Seema Antil, athletics: The discus thrower won the gold medal at the World Junior athletics championship at Santiago de Chile in October 2000. Seema's medal was taken back and she was issued public warning, after it was made known that she had tested positive for the stimulant, pseudoephedrine. The AAFI, however, had kept the positive test under wraps for about one year while it pursued at all ends in vain with the IAAF to seek leniency for Seema. In the 2003 World Juniors, Seema won the bronze medal.

Krishnan Madasamy and Satisha Rai, weightlifting: Both lifters tested positive in the 2002 Manchester Commonwealth Games as India's already dodgy reputation took a beating. Yet another positive case in weightlifting could have forced the IWF to ban India from any international competition for a period of one year. Such was the apprehension about the possibility of getting caught that no male lifter was sent to compete in the Busan Asian Games.

Madasamy, who originally won the silver medal in the 62 kg class, tested positive for a nandrolone derivative and is still serving two-year suspension.
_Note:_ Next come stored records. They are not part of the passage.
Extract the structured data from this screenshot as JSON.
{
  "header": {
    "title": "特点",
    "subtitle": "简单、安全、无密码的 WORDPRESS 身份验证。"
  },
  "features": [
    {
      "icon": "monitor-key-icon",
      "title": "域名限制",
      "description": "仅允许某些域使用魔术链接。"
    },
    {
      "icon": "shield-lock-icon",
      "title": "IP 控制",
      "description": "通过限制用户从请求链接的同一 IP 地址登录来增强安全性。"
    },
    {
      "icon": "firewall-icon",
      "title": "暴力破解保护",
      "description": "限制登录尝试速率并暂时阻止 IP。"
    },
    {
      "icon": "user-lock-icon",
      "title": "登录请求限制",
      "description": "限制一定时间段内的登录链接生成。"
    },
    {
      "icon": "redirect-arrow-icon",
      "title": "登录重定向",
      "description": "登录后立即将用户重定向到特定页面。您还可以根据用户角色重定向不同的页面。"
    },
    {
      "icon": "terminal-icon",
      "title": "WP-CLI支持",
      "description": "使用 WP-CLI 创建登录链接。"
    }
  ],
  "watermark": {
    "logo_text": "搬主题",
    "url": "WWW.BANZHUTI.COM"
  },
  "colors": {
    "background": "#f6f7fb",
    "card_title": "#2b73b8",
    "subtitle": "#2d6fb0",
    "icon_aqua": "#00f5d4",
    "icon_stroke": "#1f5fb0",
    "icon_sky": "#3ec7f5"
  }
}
He still contends his innocence and has not paid the fine, risking further delay in his comeback if not possible sanction from the IWF.
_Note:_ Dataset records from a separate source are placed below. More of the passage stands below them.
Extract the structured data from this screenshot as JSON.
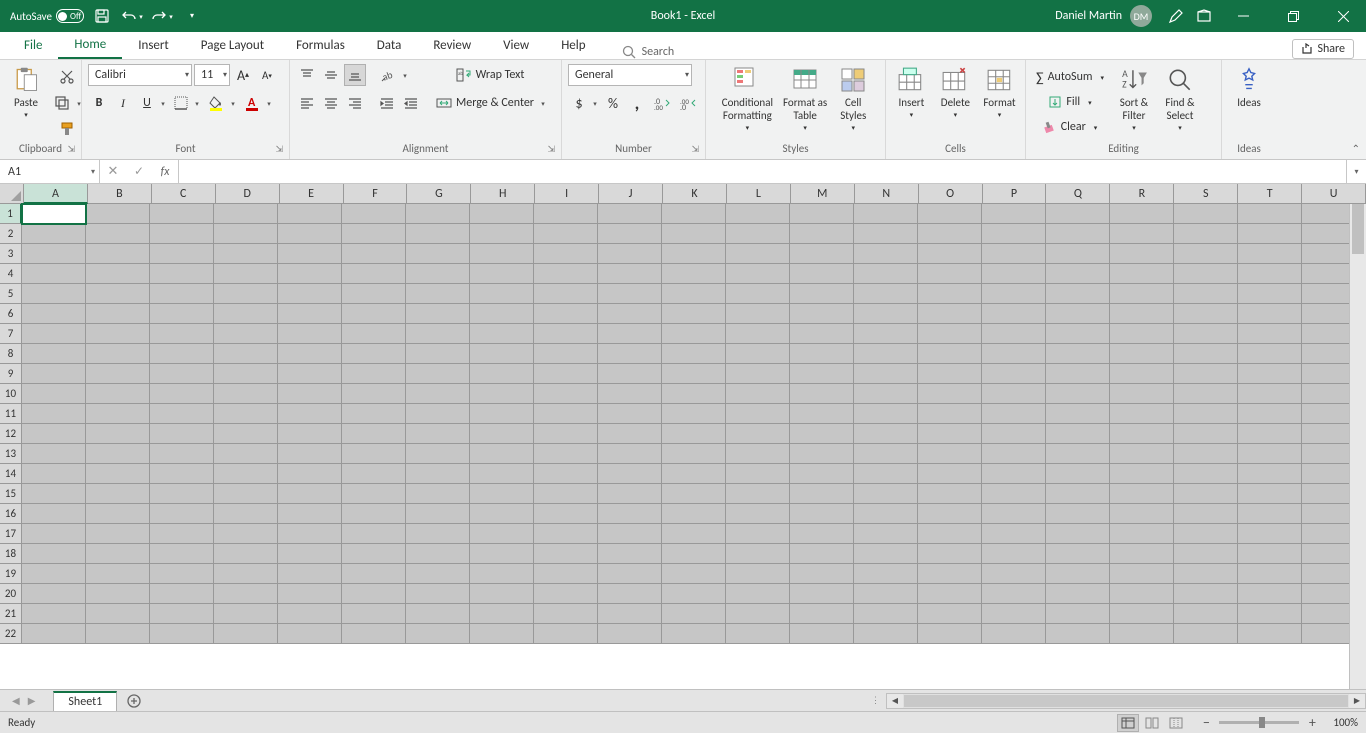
{
  "titlebar": {
    "autosave_label": "AutoSave",
    "autosave_state": "Off",
    "doc_title": "Book1 - Excel",
    "user_name": "Daniel Martin",
    "user_initials": "DM"
  },
  "tabs": {
    "file": "File",
    "items": [
      "Home",
      "Insert",
      "Page Layout",
      "Formulas",
      "Data",
      "Review",
      "View",
      "Help"
    ],
    "active": "Home",
    "search_placeholder": "Search",
    "share": "Share"
  },
  "ribbon": {
    "clipboard": {
      "paste": "Paste",
      "label": "Clipboard"
    },
    "font": {
      "name": "Calibri",
      "size": "11",
      "label": "Font"
    },
    "alignment": {
      "wrap": "Wrap Text",
      "merge": "Merge & Center",
      "label": "Alignment"
    },
    "number": {
      "format": "General",
      "label": "Number"
    },
    "styles": {
      "conditional": "Conditional\nFormatting",
      "fat": "Format as\nTable",
      "cell": "Cell\nStyles",
      "label": "Styles"
    },
    "cells": {
      "insert": "Insert",
      "delete": "Delete",
      "format": "Format",
      "label": "Cells"
    },
    "editing": {
      "autosum": "AutoSum",
      "fill": "Fill",
      "clear": "Clear",
      "sort": "Sort &\nFilter",
      "find": "Find &\nSelect",
      "label": "Editing"
    },
    "ideas": {
      "ideas": "Ideas",
      "label": "Ideas"
    }
  },
  "formula": {
    "name_box": "A1",
    "fx": "fx",
    "value": ""
  },
  "grid": {
    "columns": [
      "A",
      "B",
      "C",
      "D",
      "E",
      "F",
      "G",
      "H",
      "I",
      "J",
      "K",
      "L",
      "M",
      "N",
      "O",
      "P",
      "Q",
      "R",
      "S",
      "T",
      "U"
    ],
    "row_count": 22,
    "active_col": "A",
    "active_row": 1
  },
  "sheets": {
    "active": "Sheet1"
  },
  "status": {
    "ready": "Ready",
    "zoom": "100%"
  }
}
Satisha Rai had won the 77kg category in Manchester, but was stripped of his medals after his urine sample showed the stimulant, strychnine. He served a six- month ban, though he was allowed to compete nationally, paid the fine, and is back into competition. He recently won the Commonwealth championship gold in Tonga.

Jagdish Basak and Kavita Pandya, athletics: The sprinters of the current generation had a free run in the domestic events before the Hyderabad National Games brought out their wrongdoing.

Basak had won the gold medal in the 100m dash with a timing of 10.59 seconds, leading the race from the start to finish. The 22-year-old athlete now figures among the 22 dope positives found in the Hyderabad Games. Basak tested positive for nandrolone and was disqualified and banned for two years.

Kavita also tested positive for nandrolone, but is under a provisional suspension, pending a final decision in her case. The IOA ruled that she was guilty and disqualfied her. Kavita came to the limelight in the 2001 Punjab National Games, winning the 100m in 11.89 seconds. She continued her dominance in the domestic events before clinching the 100m in 11.79 seconds in the Hyderabad Games. The 23-year-old athlete is contemplating legal action.

Bhagya Rajan Deverdaran and Sandeep Kumar Jogu, boxing: Both Andhra boxers tested positive for steroids. Deverdaran was tested at random and his urine sample was found positive for the lesser known mesterolone. Jogu had won the silver and he tested positive for a stimulant (mephentermine) as well as a steroid (nandrolone)

The Indian Amateur Boxing Federation (IABF) is yet to announce any sanctions on the two boxers. But, before it all came out in open the IABF had acted swiftly to bar the two pugilists from participating in this year's National championship, held in Delhi in March.

Laxman Singh: Bronze medallist at the Hyderabad National Games, Laxman tested positive for nandrolone in his first major competition since taking up rowing. The Punjab oarsman though feigns ignorance. The strict anti-doping rules of the FISA, the international body for rowing and sailing sports, has effectively put a full-stop to his career. For a first-time steroid offence FISA rules prescribe a life-ban.

Sumita Laha, powerlifting: She was the big name in World powerlifting before the steroid offence at home, in the 1991 World Women's powerlifting championship, shamed her career. Sumita had been world record holder in 75 kg squat category which was achieved in 1989. Following the steroid offence in the New Delhi World championship, she was stripped off her medal, the world record, and banned for two years. Sumita later turned to weightlifting, but could hardly impress.